Os dias sucedem-se, rascunhos intermináveis e rasgo, as horas que escrevo, os pensamentos que emendo, entre olhares duvido, num nada procuro… Perco-me nele, no zig zag das manchas… Tinta escusa me assombra e as notas intermináveis não deixam respirar. É angústia, que de sujo acordo. É manhã e continuo a adormecer a monte. Sabe bem e não sabe. Sufoco se não te escrevo, uma epiglote em obstrução... Tento respirar, percebe-te... Intimida-me o reflexo desproporcionado, ri-se ele... Líquido alcalino, icor de palavras por lapidar... Repito-me! Onde estão as notas? Onde está a tinta?
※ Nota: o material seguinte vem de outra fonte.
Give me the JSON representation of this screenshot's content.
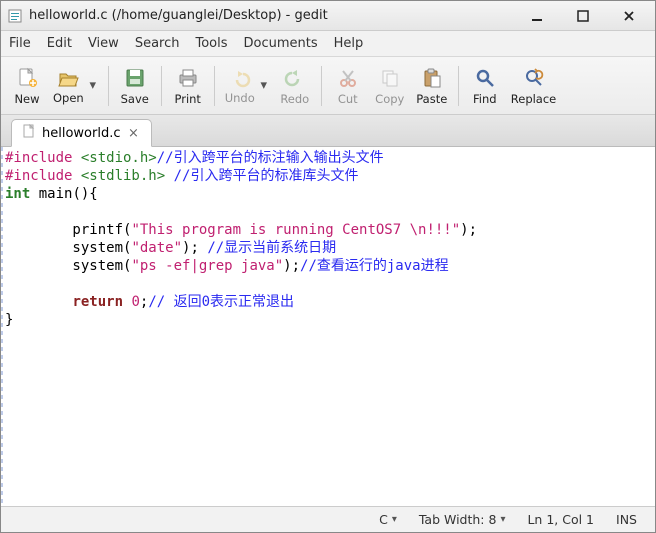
{
  "window": {
    "title": "helloworld.c (/home/guanglei/Desktop) - gedit"
  },
  "menu": {
    "items": [
      "File",
      "Edit",
      "View",
      "Search",
      "Tools",
      "Documents",
      "Help"
    ]
  },
  "toolbar": {
    "new": "New",
    "open": "Open",
    "save": "Save",
    "print": "Print",
    "undo": "Undo",
    "redo": "Redo",
    "cut": "Cut",
    "copy": "Copy",
    "paste": "Paste",
    "find": "Find",
    "replace": "Replace"
  },
  "tab": {
    "label": "helloworld.c"
  },
  "code": {
    "l1_preproc": "#include ",
    "l1_hdr": "<stdio.h>",
    "l1_cmt": "//引入跨平台的标注输入输出头文件",
    "l2_preproc": "#include ",
    "l2_hdr": "<stdlib.h>",
    "l2_sp": " ",
    "l2_cmt": "//引入跨平台的标准库头文件",
    "l3_kw": "int",
    "l3_rest": " main(){",
    "blank": "",
    "l5_indent": "        printf(",
    "l5_str": "\"This program is running CentOS7 \\n!!!\"",
    "l5_end": ");",
    "l6_indent": "        system(",
    "l6_str": "\"date\"",
    "l6_end": "); ",
    "l6_cmt": "//显示当前系统日期",
    "l7_indent": "        system(",
    "l7_str": "\"ps -ef|grep java\"",
    "l7_end": ");",
    "l7_cmt": "//查看运行的java进程",
    "l9_indent": "        ",
    "l9_kw": "return",
    "l9_sp": " ",
    "l9_num": "0",
    "l9_end": ";",
    "l9_cmt": "// 返回0表示正常退出",
    "l10": "}"
  },
  "status": {
    "lang": "C",
    "tabwidth": "Tab Width: 8",
    "pos": "Ln 1, Col 1",
    "mode": "INS"
  }
}
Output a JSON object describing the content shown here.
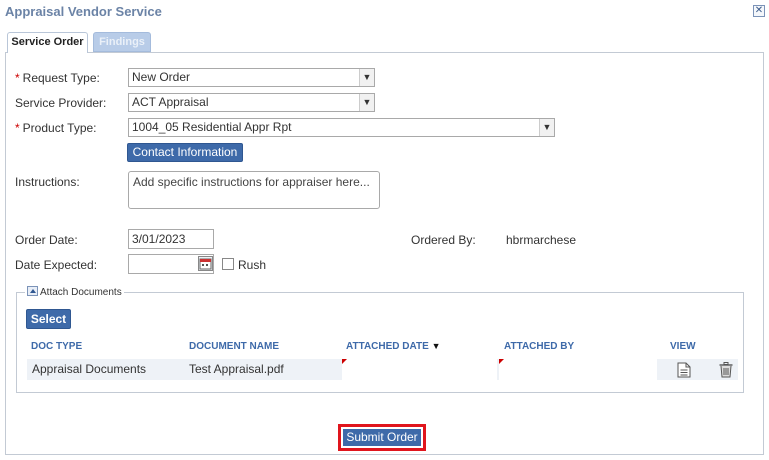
{
  "window": {
    "title": "Appraisal Vendor Service"
  },
  "tabs": [
    {
      "label": "Service Order",
      "active": true
    },
    {
      "label": "Findings",
      "active": false
    }
  ],
  "form": {
    "request_type": {
      "label": "Request Type:",
      "required": "*",
      "value": "New Order"
    },
    "service_provider": {
      "label": "Service Provider:",
      "value": "ACT Appraisal"
    },
    "product_type": {
      "label": "Product Type:",
      "required": "*",
      "value": "1004_05 Residential Appr Rpt"
    },
    "contact_button": "Contact Information",
    "instructions": {
      "label": "Instructions:",
      "placeholder": "Add specific instructions for appraiser here..."
    },
    "order_date": {
      "label": "Order Date:",
      "value": "3/01/2023"
    },
    "ordered_by": {
      "label": "Ordered By:",
      "value": "hbrmarchese"
    },
    "date_expected": {
      "label": "Date Expected:",
      "value": ""
    },
    "rush": {
      "label": "Rush",
      "checked": false
    }
  },
  "attach": {
    "legend": "Attach Documents",
    "select_button": "Select",
    "columns": [
      "DOC TYPE",
      "DOCUMENT NAME",
      "ATTACHED DATE",
      "ATTACHED BY",
      "VIEW"
    ],
    "sort_indicator": "▼",
    "rows": [
      {
        "doc_type": "Appraisal Documents",
        "document_name": "Test Appraisal.pdf",
        "attached_date": "",
        "attached_by": ""
      }
    ]
  },
  "submit_button": "Submit Order",
  "colors": {
    "accent": "#3e6aa9",
    "highlight": "#e0151d",
    "required": "#cc0000"
  },
  "icons": [
    "close-icon",
    "chevron-down-icon",
    "calendar-icon",
    "collapse-icon",
    "document-icon",
    "trash-icon"
  ]
}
A casa que descrevi a sangue asfixia-me, hoje. Não percebo. Será motivo? Será consequência? Ouço o coração puxado, batendo forte porque enfermo nesta encruzilhada. Agora que tenho tudo, incerteza...
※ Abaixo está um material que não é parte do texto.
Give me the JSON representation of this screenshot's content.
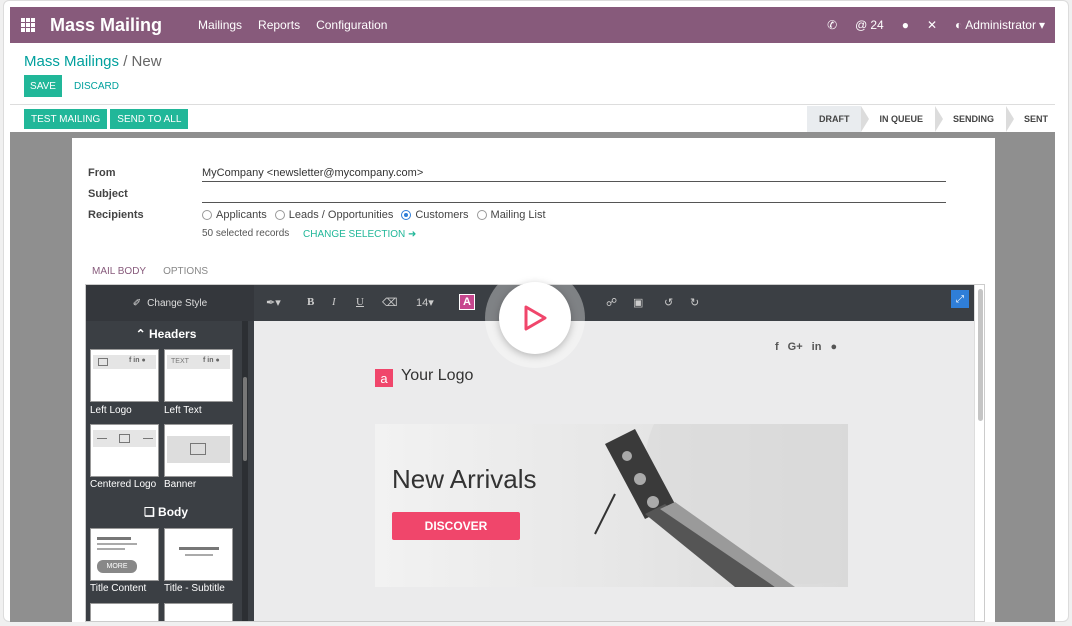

Será este o teu corpo romance? Será? Tusso, o oxigénio resolve novamente intervalar. Será esta cela destino, a nova e final morada? Ou escrevo para saltar de vez esse muro? Abro o cofre, numero as notas escritas. Não sei responder ainda, mas não suportava esta falta de ar:
«Há dias em que encontro motivos... Noutros duvido deles... Acumulo porquês sobre o próprio... Destapo uma definição para o reflexo... Escapo-me às paredes da casa onde habito... Não lhes toco... Olho para baixo... É fundamental que não lhes toque... Desvio-me... Luto para que ainda seja neste tempo... Reforço o motivo... Ou não... Ainda se oferecem motivos? Onde? Não nesta casa... Ou não... Talvez... Aqui ainda sim... Não posso confirmar... Mas também não o posso desmentir... Haverá espaço? Haverá lugar para um verdadeiro motivo? Caberá dentro destas paredes? Servirá? Qual o tamanho correcto dum motivo? Ficará bem vestido no próprio? Em que cor deverá aproximar-se? Só lamento este muro...»
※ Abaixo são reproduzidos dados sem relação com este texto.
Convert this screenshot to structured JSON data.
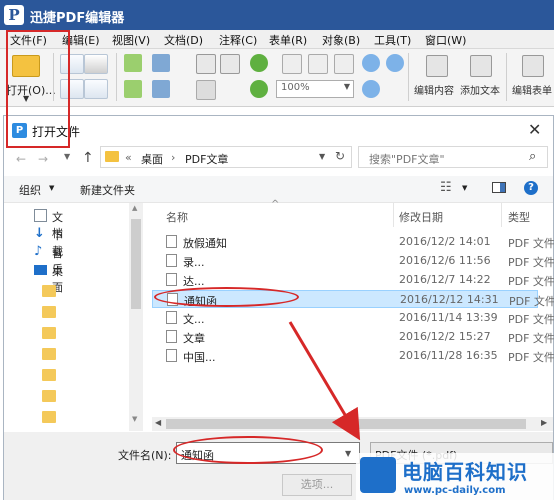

Morei a casa de todas as vontades e este vazio é o largo do meu desencontro por este tempo demorado, apesar das notas roubadas que tanto me orgulham. Relembro o encanto dos falsos heróis da Atlântida. Enrubesciam os lábios irrepreensíveis de ninfas de asas cor do céu.
«Nas fachadas dos prédios arquitectos, as janelas abrem e fecham, dividindo-me no confronto do próprio e o reflexo. São as velhas senhoras, que outrora foram meninas também, e as suas histórias que encantam; são os seus fantasmas expirando o charme que jamais me perdeu de vista, um perfume negro singular que cresce apenas nos olhos do abismo, no último sopro e que sempre aproxima-se… Não quero ser herói e falsos somos todos, menos quando nos mudam a fralda.
Morei a casa de todas as vontades e este vazio é o largo do meu desencontro por este tempo demorado.
Ninguém escapa, que escolhas roubar ou conquistar... Nada mais são que tijolos prontos a usar em torres, castelos, muralhas, simples casas de monte, etc. etc. etc.; Reafirmo, não são só para ti, estes “meros” tijolos passam pelas mãos mais puras ou pelas mais putas que podes ter, por fortuna ou infortúnio, conhecido ou por fado do destino possas ainda vir a encontrar. Vale a pena esperar pelos encontros e pelos desencontros.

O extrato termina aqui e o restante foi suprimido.